Search code examples
gitlabbfg-repo-cleanergit-filter-repo

Delete objects from Gitlab repository within a certain date range


I have to remove a number of files from a git repo on gitlab.com that are tracked with Git LFS. They were automatically updated in a nightly CI build over a number of weeks and I quickly ran out of storage space.

I have followed the original documentation on cleaning up a gitlab repo, but found it to not lower the used storage space. I probably did something wrong in my attempt to not delete this file across the entire history, but just within a certain date range.


Solution

  • The following steps using the bfg repo cleaner instead of git-filter-repo ended up working:

    (Note: git rev-list is your friend! This was the main thing that helped me filter out exactly which objects to delete from history. It's worth looking at its options!)

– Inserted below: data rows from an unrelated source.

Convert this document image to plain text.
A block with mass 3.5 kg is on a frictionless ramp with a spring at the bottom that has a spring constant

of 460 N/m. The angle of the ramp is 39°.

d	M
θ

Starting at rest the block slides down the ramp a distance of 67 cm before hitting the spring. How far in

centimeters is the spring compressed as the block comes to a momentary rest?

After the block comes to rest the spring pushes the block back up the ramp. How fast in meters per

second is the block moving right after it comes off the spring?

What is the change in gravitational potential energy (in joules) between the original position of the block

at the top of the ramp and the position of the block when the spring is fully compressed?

    1. Follow the original docs until step 6.
    • Generate a fresh export from the project and download it.
    • Decompress the backup using tar: tar xzf project-backup.tar.gz
    • Clone a fresh copy of the repository from the bundle using --bare and --mirror options: git clone --bare --mirror /path/to/project.bundle
    • Go to the project.git directory
    • Because cloning from a bundle file sets the origin remote to the local bundle file, change it to the URL of your repository: git remote set-url origin https://gitlab.example.com/<namespace>/<project_name>.git
    1. Download the bfg repo cleaner .jar file from here
    2. Find the object IDs for the file path to delete in certain parts of the history. The easiest way for me was to simply filter by dates (replacing <YYYY-MM-DD> with the start/end dates between which to scan the git repository for the file marked as <file path in repo>):
      git rev-list --all --objects --since <YYYY-MM-DD> --before <YYYY-MM-DD> | grep <file path in repo> > object_ids_to_delete.txt
      
    3. The file will contain a list of lines like <Object ID> <file path>, so just remove all instances of <file path>
    4. Run bfg on the repo with the given set of object IDs: java -jar bfg.jar -bi ./object_ids_to_delete.txt ./project.git
    5. Go to the repo folder: cd ./project.git
    6. Update the reflog: git reflog expire --expire=now --all && git gc --prune=now --aggressive (see bfg docs)
    7. Continue with the remaining steps from the gitlab docs:
    • To allow you to force push the changes you need to unset the mirror flag: git config --unset remote.origin.mirror
    • git push origin --force 'refs/heads/*'
    • (the rest of the push-steps weren't necessary for me...)
    1. Wait 30 minutes.
    2. Locate the commit map file that bfg generates: it should be in ./project.git.bfg-report/<date>/<timestamp>/object-id-map.old-new.txt
    3. Upload it in the "Repository Cleanup" part of the project settings, as described in the next step in the gitlab docs
    4. Wait some more...
    5. Success!